Elucidation of the mechanism of NASH resolution via the gut-liver axis for future clinical application

2022 Fiscal Year Final Research Report

• Project/Area Number: 20H04129
• Research Category: Grant-in-Aid for Scientific Research (B)
• Allocation Type: Single-year Grants
• Section: 一般
• Review Section: Basic Section 59040:Nutrition science and health science-related
• Research Institution: Keio University
• Principal Investigator: NAKAMOTO NOBUHIRO 慶應義塾大学, 医学部(信濃町), 准教授 (40383749)
• Project Period (FY): 2020-04-01 – 2023-03-31
• Keywords: 脂肪性肝炎 / 肝臓線維化 / 線維化修復 / 組織常在型CD8 T細胞 / 腸内細菌

Outline of Final Research Achievements

In this study, we have identified an immunological mechanism by which the liver fibrosis pathology of nonalcoholic steatohepatitis (NASH) caused by long-term consumption of a high-fat, high-cholesterol diet is restored by dietary modification.

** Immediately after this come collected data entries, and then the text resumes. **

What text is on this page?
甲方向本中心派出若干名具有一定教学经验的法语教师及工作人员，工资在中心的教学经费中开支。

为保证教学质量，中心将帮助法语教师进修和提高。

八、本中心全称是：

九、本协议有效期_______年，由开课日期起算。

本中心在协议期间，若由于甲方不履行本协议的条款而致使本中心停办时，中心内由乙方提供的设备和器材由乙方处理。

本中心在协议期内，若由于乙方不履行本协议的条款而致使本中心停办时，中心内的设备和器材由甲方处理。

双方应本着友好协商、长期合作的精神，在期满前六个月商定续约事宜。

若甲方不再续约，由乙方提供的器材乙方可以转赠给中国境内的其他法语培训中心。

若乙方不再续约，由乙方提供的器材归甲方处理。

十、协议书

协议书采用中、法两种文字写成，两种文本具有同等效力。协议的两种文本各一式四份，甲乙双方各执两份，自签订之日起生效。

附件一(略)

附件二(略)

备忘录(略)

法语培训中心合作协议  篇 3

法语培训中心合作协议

Using an originally constructed mouse model, they found that "tissue-resident memory CD8T cells" are involved in the pathological recovery of NASH. The CD8T cells attract hepatic astrocytes, which are considered to be the main bad cells of fibrosis, via the CCR5/CCL5 axis, and induce apoptosis of activated astrocytes, thereby promoting recovery from fibrosis. These results are expected to lead to the development of new therapeutic and diagnostic strategies for NASH and other organ fibrosis diseases.

Free Research Field

肝臓免疫

Academic Significance and Societal Importance of the Research Achievements

今回申請者が見出したTrmは肝線維化修復において特異性、新規性が高く、将来的な治療標的候補として期待される。本研究課題の成果は、これまで明らかにされていない肝臓を中心とする臓器間ネットワークを介したTrmの誘導機序の解明という学問的意義のみならず、NASHの新たなバイオマーカーの確立と、今後の治療応用を見据えたProof of conceptの取得が期待される。さらに、線維化進展は肺線維症や腸管狭窄など肝臓以外の様々な臓器においても有効な治療法が存在せず、一刻も早い病態解明が待たれる領域であり、今後臓器特異性を含めて本研究成果を足がかりとして生体修復に関わる研究の発展と社会貢献が期待される。